Programmers need to pay more attention while coding in languages like PHP, and Java as a new report suggests their affinity to open source libraries makes them highly vulnerable
According to a new study published by Veracode, at least 7 in 10 applications remain vulnerable to exploitation by cybercriminals, thanks to their inclusion of open source libraries. The new findings are based on a close look at over 81,000 applications. According to the report, frameworks like PHP, Java, Ruby remain more vulnerable as these often make way for inheriting at least one flawed open-source library.

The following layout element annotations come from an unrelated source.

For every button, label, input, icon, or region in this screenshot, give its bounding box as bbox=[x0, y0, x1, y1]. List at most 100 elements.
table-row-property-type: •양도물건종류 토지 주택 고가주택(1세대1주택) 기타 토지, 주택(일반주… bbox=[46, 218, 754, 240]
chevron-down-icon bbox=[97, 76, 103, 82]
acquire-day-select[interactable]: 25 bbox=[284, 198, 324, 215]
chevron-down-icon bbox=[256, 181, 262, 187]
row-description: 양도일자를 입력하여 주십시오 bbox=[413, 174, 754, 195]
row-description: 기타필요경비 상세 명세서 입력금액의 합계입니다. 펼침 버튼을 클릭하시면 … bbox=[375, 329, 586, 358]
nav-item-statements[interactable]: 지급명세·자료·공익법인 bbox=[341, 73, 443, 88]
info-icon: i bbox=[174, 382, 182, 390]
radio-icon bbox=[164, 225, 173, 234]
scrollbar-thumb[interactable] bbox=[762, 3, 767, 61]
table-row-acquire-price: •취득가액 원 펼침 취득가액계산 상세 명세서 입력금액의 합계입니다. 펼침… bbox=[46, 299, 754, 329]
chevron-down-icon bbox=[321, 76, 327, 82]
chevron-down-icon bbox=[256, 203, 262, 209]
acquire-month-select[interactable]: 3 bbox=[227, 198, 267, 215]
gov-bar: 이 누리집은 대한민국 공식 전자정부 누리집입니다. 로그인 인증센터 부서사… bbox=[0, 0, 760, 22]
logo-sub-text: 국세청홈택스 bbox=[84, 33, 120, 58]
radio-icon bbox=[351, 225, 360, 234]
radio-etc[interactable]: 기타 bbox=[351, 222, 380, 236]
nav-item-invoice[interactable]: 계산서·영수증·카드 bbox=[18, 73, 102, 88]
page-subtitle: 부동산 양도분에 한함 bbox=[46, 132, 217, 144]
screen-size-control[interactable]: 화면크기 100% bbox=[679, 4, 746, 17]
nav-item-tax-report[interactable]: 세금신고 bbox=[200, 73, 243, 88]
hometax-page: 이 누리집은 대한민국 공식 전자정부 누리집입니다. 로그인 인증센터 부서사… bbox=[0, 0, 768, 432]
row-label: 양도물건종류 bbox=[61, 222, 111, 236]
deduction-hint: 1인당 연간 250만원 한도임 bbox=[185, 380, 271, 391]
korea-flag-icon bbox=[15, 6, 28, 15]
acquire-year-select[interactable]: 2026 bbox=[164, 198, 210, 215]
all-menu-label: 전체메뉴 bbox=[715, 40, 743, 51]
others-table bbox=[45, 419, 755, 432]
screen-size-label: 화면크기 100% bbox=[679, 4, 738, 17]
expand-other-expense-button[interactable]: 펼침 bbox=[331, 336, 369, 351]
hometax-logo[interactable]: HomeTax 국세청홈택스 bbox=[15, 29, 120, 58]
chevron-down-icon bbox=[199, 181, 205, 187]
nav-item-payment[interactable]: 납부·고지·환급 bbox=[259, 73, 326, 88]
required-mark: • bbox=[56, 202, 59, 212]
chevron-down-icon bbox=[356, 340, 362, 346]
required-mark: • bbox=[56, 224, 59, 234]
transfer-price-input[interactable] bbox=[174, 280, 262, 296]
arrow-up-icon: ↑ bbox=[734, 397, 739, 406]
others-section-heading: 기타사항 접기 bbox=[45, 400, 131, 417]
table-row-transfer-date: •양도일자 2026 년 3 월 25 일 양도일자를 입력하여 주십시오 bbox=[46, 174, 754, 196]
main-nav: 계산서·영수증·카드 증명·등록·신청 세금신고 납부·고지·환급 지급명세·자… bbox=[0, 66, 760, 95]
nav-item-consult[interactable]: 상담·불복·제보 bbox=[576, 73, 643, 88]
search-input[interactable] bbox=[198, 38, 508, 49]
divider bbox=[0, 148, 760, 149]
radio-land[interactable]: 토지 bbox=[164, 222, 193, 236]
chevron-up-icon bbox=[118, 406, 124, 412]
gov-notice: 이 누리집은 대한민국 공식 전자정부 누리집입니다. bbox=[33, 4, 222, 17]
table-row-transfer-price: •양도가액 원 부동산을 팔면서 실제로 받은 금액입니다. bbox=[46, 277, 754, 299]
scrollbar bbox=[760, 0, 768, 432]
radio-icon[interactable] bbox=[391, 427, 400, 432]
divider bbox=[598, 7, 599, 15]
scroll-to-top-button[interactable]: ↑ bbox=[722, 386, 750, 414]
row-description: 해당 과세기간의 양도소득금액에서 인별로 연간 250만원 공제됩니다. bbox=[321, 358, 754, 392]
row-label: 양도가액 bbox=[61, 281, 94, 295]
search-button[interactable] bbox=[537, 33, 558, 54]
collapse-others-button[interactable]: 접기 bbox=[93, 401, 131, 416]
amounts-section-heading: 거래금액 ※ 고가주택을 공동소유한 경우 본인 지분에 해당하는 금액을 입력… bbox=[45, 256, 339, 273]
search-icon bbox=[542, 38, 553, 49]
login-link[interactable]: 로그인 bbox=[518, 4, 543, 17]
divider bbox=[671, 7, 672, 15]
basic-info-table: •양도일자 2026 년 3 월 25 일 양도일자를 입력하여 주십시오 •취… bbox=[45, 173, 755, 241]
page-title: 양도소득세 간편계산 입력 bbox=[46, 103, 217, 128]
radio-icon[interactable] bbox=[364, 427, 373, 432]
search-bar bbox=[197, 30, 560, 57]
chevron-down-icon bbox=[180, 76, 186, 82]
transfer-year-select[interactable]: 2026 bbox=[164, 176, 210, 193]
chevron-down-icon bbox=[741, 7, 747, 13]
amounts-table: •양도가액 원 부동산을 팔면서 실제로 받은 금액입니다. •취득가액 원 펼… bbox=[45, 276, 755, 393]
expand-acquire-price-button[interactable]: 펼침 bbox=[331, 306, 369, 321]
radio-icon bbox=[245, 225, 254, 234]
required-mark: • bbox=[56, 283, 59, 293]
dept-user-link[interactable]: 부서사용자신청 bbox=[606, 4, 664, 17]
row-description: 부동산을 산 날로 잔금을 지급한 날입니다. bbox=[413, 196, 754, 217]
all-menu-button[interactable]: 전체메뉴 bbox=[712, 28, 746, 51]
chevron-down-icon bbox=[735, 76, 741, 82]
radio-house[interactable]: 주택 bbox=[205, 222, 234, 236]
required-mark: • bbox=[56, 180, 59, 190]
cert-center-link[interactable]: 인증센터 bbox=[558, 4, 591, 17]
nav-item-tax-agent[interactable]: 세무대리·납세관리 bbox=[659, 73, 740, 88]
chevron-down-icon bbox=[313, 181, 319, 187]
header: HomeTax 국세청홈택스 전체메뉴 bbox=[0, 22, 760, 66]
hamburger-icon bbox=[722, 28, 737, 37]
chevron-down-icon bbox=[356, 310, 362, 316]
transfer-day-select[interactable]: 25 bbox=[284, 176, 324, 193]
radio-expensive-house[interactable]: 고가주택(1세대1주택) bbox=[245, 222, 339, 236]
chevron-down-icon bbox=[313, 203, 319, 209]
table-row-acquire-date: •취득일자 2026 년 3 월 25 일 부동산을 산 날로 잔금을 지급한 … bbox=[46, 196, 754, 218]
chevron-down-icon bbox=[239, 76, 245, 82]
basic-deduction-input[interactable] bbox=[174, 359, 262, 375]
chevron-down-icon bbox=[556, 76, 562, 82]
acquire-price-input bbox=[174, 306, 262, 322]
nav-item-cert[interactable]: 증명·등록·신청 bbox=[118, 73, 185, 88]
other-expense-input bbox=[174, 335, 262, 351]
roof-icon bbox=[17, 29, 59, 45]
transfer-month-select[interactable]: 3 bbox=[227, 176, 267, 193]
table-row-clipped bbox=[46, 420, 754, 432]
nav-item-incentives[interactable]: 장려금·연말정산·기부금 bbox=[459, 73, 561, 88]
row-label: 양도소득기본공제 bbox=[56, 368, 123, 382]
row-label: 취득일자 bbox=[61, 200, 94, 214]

This report will concern many enterprises around the world. Open-source libraries have become a major source for innovative coding for major companies. According to Red Hat’s State of Enterprise Open Source report, 99% of IT managers believed open source development was important for their enterprise. Moreover, even tech giants have not remained immune to the lure of open source development. In 2018, Microsoft acquired the original open-source contributor GitHub at $7.5 billion.
The report also offers some soothing news for the ears. According to the report, the lack of patching can be easily fixed despite being the single biggest problem. In fact, over 90% of security flaws have easy fixes. The report also suggests enterprises fix these immediately as cybercriminals often exploit dated systems’ vulnerabilities. The report also highlights that frameworks with fewer transitional dependencies like .NET, and Swift promise less than 10% such flaws for applications. On the other hand, frameworks like Go, Python, and Java present a mixed bag of opportunities, and challenges.
The message of the report remains as clear as it gets. Open source may present tremendous potential; however, there are no free lunches when it comes to frameworks relied on open source libraries.